Hi,
We have a microservice architecture and we want to measure how long an event gets processed from MicroserviceA to MicroserviceB, from MicroserviceA to MicroserviceC, from MicroserviceA to MicroserviceXYZ, etc
Each of our microservice logs the event with a timestamp.
This then gets picked up by the filebeat of that microservice's server (each microservice is in its own server, and each has its own filebeat instance), and filebeat publishes to our kafka, which our logstash subscribes to.
We keep track the event processing from MicroserviceA to MicroserviceXYZ via a uuid that we set.

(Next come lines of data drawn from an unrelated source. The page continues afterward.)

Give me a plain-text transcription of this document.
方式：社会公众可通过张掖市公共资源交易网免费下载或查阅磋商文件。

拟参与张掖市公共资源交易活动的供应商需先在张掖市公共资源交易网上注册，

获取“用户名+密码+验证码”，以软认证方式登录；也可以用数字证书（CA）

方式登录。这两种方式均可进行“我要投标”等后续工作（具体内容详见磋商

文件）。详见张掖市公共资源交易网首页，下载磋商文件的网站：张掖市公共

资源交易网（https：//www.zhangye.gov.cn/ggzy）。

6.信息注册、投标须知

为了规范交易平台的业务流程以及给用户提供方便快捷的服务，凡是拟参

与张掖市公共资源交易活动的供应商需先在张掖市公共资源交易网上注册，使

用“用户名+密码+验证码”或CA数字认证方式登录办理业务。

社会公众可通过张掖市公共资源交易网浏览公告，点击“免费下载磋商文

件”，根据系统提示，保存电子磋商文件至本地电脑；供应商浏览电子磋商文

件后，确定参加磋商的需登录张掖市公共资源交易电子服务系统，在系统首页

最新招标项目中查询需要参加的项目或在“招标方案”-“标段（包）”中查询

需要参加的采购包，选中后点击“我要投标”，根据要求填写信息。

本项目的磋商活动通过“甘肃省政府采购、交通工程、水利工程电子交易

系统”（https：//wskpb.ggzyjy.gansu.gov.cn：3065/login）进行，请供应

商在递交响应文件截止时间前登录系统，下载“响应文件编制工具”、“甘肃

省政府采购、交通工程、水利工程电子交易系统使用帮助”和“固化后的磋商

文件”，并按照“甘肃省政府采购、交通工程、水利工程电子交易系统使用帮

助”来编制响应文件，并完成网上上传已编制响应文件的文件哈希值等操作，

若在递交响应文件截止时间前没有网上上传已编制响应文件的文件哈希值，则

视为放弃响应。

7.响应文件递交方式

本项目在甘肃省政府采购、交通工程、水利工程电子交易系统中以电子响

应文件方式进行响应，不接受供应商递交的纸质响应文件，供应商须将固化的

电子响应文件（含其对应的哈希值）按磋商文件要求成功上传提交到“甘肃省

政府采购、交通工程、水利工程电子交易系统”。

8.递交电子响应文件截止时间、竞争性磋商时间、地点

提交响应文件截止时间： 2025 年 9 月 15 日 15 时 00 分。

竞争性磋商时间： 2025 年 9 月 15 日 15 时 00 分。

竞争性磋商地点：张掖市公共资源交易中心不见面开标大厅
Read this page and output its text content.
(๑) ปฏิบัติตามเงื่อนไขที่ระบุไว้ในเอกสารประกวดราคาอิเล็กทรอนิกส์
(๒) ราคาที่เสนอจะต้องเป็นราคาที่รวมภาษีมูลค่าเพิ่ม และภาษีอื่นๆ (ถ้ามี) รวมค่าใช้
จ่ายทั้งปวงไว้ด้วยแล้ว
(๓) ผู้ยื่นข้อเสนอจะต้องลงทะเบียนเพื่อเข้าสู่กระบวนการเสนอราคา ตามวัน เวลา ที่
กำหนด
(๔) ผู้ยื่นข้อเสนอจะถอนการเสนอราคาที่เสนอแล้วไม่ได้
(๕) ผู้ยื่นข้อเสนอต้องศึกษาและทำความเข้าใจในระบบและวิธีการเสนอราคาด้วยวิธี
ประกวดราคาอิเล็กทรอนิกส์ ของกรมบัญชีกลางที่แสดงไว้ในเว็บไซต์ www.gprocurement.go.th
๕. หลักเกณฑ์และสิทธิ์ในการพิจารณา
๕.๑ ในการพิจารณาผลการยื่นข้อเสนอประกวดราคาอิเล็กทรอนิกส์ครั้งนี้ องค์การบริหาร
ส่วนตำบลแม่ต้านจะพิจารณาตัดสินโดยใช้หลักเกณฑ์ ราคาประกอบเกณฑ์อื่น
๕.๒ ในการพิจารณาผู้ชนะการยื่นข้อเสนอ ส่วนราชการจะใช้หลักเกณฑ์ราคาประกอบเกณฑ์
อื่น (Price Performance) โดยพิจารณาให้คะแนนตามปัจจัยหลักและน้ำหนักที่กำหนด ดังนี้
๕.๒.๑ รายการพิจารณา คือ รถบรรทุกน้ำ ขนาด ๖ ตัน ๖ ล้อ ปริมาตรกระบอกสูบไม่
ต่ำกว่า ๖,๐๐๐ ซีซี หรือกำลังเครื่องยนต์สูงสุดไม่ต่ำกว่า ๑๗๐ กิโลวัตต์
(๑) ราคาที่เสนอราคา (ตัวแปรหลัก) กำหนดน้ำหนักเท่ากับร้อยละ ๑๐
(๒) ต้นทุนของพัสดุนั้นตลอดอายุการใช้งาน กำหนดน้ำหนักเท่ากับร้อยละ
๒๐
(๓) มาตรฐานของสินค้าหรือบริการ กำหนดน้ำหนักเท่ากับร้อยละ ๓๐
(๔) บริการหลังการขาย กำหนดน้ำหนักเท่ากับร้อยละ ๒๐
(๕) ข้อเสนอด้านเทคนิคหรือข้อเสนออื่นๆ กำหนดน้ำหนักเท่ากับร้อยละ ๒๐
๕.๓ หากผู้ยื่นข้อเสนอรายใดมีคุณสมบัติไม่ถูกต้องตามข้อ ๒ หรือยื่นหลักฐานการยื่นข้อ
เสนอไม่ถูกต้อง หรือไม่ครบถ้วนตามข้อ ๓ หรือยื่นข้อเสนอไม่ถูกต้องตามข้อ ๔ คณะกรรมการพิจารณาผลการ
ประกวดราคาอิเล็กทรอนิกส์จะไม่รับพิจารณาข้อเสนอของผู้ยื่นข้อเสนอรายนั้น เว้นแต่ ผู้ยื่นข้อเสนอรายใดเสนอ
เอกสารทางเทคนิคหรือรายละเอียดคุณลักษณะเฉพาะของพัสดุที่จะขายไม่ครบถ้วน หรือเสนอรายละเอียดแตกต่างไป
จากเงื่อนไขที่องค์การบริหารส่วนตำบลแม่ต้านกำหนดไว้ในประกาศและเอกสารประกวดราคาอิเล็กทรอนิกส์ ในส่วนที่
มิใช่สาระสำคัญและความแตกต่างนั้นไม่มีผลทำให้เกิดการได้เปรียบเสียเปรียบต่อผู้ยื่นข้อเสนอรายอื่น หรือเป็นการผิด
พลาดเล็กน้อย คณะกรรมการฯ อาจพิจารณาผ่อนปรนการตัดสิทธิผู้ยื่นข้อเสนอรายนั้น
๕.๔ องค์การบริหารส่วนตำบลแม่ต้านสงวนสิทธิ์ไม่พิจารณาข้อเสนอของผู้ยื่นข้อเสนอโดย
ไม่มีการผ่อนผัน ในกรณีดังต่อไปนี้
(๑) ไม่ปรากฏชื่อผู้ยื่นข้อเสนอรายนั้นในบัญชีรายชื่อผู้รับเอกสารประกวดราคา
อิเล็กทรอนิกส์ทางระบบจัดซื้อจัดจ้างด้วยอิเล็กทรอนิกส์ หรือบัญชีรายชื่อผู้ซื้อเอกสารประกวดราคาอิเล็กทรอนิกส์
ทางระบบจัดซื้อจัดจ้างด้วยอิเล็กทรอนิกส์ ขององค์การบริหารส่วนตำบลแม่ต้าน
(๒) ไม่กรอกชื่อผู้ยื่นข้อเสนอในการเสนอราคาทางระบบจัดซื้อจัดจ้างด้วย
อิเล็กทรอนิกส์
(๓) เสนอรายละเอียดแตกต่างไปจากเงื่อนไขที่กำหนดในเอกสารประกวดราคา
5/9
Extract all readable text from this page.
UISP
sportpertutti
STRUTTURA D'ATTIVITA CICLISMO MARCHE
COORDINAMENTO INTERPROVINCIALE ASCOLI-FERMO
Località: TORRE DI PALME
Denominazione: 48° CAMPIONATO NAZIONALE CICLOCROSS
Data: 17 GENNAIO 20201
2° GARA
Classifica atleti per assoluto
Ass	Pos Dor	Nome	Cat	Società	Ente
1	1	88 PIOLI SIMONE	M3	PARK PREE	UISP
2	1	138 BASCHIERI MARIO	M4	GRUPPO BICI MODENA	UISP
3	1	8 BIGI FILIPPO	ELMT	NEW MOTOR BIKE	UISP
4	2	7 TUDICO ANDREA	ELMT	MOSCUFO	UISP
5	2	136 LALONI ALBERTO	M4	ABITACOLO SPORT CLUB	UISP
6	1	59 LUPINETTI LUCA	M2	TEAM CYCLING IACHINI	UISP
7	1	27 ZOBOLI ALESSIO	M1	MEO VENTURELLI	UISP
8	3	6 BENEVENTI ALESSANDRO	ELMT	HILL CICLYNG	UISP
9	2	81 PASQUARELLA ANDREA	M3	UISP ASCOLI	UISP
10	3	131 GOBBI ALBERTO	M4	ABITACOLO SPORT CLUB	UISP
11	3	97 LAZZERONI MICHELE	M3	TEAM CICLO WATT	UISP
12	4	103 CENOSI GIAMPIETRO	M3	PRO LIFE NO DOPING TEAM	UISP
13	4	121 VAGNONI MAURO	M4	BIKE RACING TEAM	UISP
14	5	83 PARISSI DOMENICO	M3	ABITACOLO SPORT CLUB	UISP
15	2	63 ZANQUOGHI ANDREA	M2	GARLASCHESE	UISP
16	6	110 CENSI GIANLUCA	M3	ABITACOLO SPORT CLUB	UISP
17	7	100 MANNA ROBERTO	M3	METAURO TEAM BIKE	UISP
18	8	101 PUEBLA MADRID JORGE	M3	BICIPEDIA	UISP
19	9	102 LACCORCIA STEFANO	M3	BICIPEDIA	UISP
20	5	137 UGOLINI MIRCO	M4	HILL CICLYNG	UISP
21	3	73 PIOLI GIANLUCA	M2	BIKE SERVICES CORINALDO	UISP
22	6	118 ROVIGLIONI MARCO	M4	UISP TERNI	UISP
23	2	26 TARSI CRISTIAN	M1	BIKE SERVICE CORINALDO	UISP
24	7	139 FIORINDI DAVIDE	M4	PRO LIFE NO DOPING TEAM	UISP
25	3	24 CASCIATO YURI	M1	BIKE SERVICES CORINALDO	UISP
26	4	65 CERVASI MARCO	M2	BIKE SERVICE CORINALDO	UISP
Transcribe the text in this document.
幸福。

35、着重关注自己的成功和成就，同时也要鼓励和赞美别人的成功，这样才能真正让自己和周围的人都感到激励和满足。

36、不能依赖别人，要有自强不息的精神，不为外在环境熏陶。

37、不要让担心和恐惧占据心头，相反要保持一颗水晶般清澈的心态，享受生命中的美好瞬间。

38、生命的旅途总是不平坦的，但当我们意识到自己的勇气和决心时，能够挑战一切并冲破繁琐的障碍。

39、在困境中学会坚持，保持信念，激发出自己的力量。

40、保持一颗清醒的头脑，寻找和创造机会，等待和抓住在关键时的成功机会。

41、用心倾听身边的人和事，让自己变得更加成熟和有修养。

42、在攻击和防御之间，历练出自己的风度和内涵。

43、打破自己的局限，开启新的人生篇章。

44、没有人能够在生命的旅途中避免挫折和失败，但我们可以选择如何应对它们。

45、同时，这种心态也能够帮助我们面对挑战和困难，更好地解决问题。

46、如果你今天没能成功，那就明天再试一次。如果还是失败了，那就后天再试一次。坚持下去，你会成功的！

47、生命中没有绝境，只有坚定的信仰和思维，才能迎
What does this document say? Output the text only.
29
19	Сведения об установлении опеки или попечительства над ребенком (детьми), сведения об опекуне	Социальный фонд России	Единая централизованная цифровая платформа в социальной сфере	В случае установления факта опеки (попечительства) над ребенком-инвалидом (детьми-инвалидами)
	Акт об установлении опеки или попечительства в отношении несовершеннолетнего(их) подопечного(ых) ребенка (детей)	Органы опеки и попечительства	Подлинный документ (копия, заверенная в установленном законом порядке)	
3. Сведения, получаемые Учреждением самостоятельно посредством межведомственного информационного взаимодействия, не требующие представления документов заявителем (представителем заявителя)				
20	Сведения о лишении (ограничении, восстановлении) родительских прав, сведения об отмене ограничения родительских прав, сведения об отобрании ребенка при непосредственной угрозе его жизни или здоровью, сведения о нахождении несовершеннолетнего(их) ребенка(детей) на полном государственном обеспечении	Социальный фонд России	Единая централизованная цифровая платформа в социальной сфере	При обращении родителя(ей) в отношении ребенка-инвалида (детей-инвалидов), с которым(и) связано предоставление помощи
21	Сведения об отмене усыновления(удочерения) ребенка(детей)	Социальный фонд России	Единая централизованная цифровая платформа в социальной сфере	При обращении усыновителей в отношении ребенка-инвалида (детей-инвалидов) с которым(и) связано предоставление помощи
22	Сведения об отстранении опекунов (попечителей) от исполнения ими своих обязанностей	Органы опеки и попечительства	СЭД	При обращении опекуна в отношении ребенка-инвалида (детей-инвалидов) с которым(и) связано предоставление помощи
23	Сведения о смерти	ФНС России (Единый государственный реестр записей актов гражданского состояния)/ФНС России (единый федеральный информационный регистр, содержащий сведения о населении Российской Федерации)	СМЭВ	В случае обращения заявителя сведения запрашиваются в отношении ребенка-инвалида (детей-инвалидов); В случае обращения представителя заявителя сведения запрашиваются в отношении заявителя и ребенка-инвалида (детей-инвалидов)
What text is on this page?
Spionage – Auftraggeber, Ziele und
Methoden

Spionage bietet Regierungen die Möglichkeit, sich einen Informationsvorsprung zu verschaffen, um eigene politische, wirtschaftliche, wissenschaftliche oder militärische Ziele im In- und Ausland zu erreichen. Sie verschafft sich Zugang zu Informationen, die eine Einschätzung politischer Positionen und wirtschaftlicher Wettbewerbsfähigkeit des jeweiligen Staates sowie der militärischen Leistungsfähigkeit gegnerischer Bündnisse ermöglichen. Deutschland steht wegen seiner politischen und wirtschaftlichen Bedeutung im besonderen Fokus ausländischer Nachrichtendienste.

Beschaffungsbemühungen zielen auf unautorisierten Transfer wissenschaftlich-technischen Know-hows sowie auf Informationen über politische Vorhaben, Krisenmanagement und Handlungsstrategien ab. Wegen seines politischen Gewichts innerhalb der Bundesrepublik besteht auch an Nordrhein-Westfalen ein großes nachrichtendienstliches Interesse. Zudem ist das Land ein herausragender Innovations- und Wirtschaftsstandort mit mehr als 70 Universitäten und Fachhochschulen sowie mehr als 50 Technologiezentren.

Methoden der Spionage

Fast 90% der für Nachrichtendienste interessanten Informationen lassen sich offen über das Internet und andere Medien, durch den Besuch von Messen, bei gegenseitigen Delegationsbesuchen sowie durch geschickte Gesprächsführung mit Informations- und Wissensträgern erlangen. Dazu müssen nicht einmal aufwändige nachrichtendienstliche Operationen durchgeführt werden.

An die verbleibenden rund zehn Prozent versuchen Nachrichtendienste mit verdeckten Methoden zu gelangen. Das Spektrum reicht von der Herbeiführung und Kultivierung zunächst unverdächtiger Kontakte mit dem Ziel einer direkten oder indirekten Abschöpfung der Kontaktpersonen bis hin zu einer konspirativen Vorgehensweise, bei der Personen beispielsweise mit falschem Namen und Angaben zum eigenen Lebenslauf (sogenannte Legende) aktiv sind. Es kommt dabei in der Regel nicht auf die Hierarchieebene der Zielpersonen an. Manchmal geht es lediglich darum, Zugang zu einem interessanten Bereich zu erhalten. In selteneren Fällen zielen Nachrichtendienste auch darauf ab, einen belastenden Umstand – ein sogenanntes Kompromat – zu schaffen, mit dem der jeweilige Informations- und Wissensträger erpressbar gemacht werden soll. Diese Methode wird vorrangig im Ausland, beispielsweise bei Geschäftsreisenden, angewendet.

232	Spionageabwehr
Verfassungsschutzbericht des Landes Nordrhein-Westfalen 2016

Given a particular uuid, we expect that its timestamp for MicroserviceA is lower than its timestamp for MicroserviceB, which in turn is lower than its timestamp for MicroserviceC, so on and so forth.
The same goes for its kafka offset. Given a particular uuid, MicroserviceA's event should have a lower offset than MicroserviceB's event, which in turn should have a lower offset that MicroserviceC's event, etc.
Based on our ELK though, those two does not seem to be the case. Any ideas?
From the screenshot above, based from the timestamp, looks like the sequence of events are as follows:
- MicroserviceA (December 7th 2018, 04:22:51.614)
- MicroserviceB (December 7th 2018, 04:22:51.690)
- MicroserviceG (December 7th 2018, 04:22:51.765)
- MicroserviceF (December 7th 2018, 04:22:51.770)
- MicroserviceC (December 7th 2018, 04:22:51.777)
- MicroserviceE (December 7th 2018, 04:22:51.809)
Also, based on the kafka offset, the sequence are as follows
- MicroserviceF (1301123)
- MicroserviceG (1301124)
- MicroserviceC (1301129)
- MicroserviceE (1301138)
- MicroserviceB (1301156)
- MicroserviceA (1301157)
Because the sequence of events are out of order, we are getting elapsed_end_without_start in our logstash elapsed plugin.
Any ideas on how to fix the sequencing for this?